Humans are the God-breathed image bearers of God. God created us in the same general class of beings as himself, which is why we can relate to him on many levels.
You may have heard religious ideas about how every person born after the fall of humanity was devoid of the image of God in them, was born “utterly depraved”, “born of the devil”, personally repulsive and deeply abominable to God, etc. That’s not only Scripturally inaccurate (if you go beyond superficial prooftexting), but it’s also very conducive to awakening the worst of our instincts relative to other human beings. Such teachings simply attempt to dehumanize fellow humans, to strip the image of God off of them, since that’s the only rhetorical way of gaining imaginary authority to destroy them through slander and violence.
What happened after “the fall” is that humanity acquired a progressively thicker layer of self-reliance followed by blindness followed by sin followed by death – in that order. They departed from the divinely established order by relying on various systems of right and wrong (self-reliance), their worldviews and perspectives got retrained to perceive the world in the terms of “right vs. wrong” and “with us vs. against us” dichotomies (blindness), their skewed perspectives (think spiritual eyesight) caused them to constantly miss the mark in their interactions with other people and with God (sin in “hamartia” in Greek – literally, “missing the mark”), and in continually operating in sin they progressed in death (or entropy – increasing degrees of disorder, culminating in state of disorder – literal and irreversible death).
Something just dawned on me, as clear as day. At the root of the way modeled by Jesus Christ is the certainty and security about our relationship with our good heavenly father, carried into eternity. At the root of religious fundamentalism is the ever-present good old fear of death – and at its core, that fear of death is unmitigated even by the cross of Calvary. These two streams flow within the larger nominal framework of Christianity. They may employ the same terminology and the same sacred texts, but the difference is truly night and day.
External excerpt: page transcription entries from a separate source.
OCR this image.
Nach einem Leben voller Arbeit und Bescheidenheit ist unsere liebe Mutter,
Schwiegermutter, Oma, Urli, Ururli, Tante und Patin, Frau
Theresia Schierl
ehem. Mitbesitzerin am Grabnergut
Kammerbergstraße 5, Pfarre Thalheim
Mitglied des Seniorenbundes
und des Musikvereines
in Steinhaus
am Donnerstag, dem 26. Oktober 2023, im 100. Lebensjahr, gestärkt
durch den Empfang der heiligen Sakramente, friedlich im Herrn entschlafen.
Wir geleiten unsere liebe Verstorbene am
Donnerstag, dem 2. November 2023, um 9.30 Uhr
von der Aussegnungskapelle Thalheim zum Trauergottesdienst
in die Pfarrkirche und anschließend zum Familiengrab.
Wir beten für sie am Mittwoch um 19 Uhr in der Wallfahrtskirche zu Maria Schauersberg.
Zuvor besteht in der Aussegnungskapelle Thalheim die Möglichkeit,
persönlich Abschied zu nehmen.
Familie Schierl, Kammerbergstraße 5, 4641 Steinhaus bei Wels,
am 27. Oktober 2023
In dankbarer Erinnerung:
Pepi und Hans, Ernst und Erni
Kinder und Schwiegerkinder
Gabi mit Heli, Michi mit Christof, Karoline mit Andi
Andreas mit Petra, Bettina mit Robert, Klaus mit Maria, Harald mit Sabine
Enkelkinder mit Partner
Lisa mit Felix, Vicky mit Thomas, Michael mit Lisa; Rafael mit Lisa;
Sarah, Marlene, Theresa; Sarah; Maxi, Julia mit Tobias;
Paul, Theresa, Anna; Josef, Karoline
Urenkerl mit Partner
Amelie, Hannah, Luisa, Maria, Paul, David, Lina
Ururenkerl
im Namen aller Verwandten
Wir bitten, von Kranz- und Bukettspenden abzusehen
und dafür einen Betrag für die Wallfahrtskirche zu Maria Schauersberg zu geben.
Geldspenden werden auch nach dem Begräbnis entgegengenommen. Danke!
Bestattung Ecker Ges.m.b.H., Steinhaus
Here’s what brought it to light for me. During these past few years, I’ve read theological books on a variety of subjects, and from a variety of perspectives. I’ve read much material on the subject of atonement. I’ve read entire books on some of the views, in addition to reading background material on all of the currently and historical popular views. I came away with a renewed understanding of the complexity of the issue. What’s important – awareness of those perspectives, coupled with my own in-depth research and analysis, gave me many tools to help me construct my own understanding of the meaning of the atonement.
I did very similar kind of research with the issues of “hell”, “heaven”, “theodicy” (goodness of God vs. evil that’s in the world), “end times”, and many others. Again – my awareness of those perspectives, coupled with my own in-depth research and analysis, empowered me to construct my own understanding of the meaning of the “hell”, “heaven”, “theodicy”, “end times”, etc. My understanding of these and many other subjects became much more textured, much deeper, much more internally coherent, much more resonant with the Scriptures in their historical and cultural context – and as the result, often very different from the commonly circulated pop-theology teachings.